5 愛犬との別れ
3日後の嫁入り(作戦決行日)に向けて、別れを告げなければならない相手がいる。
私の愛犬のハティだ。
一年前、屋敷の庭にふらふら迷い込んできたところを保護して以来、隠れて飼っている。
本当は嫁入りに同行させたいけど、大型犬サイズのハティをバレずに連れていくのは、どう考えても無理だ。
かといって、このまま家に置いておくわけにもいかない。なにせ、家には犬を撃ち殺すのが趣味の『ギド』がいる。彼に見つかってなぶり殺される前に、屋敷から逃してやらなければならない。

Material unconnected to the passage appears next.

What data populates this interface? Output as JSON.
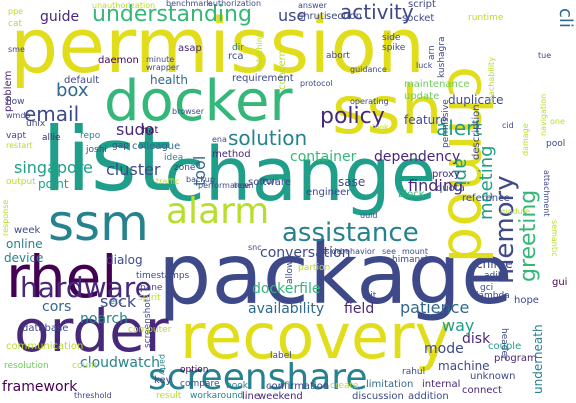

ハティとは一年足らずの仲だけど大切な相棒で、だから、離れるという選択は本当に苦渋の決断だった。
だけど、仕方ない。ハティだって、以前のように自由な世界で生きたほうが幸せなはず。そう、言い聞かせる。
ウィルの協力を得て、ハティを外に逃がすことにした。
ウィルが門番と話している隙に、ハティを連れてこっそり屋敷の外に出る。
初めて屋敷の外に出た。どこまでも続く広い平野。自由がそこにある。
───このまま走って逃げてしまおうか。ウィルに合図を出して。今ならハティもいっしょに行ける。………なんて考えがよぎるけど、だめ。障害物のない平野では、すぐに見つかって捕まってしまう。

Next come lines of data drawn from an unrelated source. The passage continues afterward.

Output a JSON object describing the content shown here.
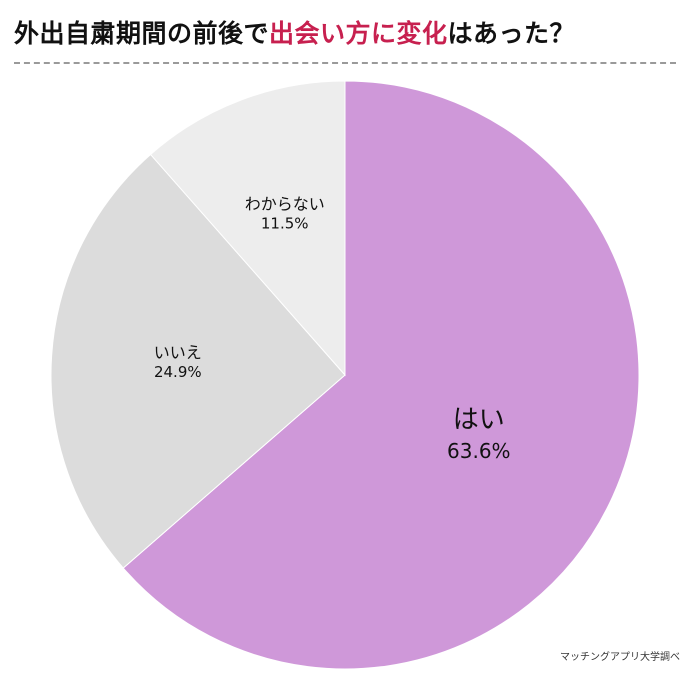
{
  "header": {
    "title_prefix": "外出自粛期間の前後で",
    "title_highlight": "出会い方に変化",
    "title_suffix": "はあった？"
  },
  "source": "マッチングアプリ大学調べ",
  "colors": {
    "highlight": "#c7204f",
    "divider": "#9a9a9a"
  },
  "chart_data": {
    "type": "pie",
    "start": "12 o'clock",
    "direction": "clockwise",
    "slices": [
      {
        "label": "はい",
        "value_text": "63.6%",
        "value": 63.6,
        "color": "#cf98d9"
      },
      {
        "label": "いいえ",
        "value_text": "24.9%",
        "value": 24.9,
        "color": "#dcdcdc"
      },
      {
        "label": "わからない",
        "value_text": "11.5%",
        "value": 11.5,
        "color": "#ededed"
      }
    ]
  }
}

屋敷から遠く離れた森の中で行方をくらませるからこそ、逃げ切れる可能性が出てくるのだ。
今は我慢。逃げるのは、あくまで3日後。
そう言い聞かせて、駆け出そうとする足を地面に縫い付ける。
ハティを平野に放す。
美しい銀の毛をなびかせ、ハティはじっと私を見つめた。灰色の瞳は少し悲しそうに見えた。
「ごめんね、ハティ。元気でね」
抱きしめると、ハティはひと鳴きしてから地平線の向こうへと姿を消した。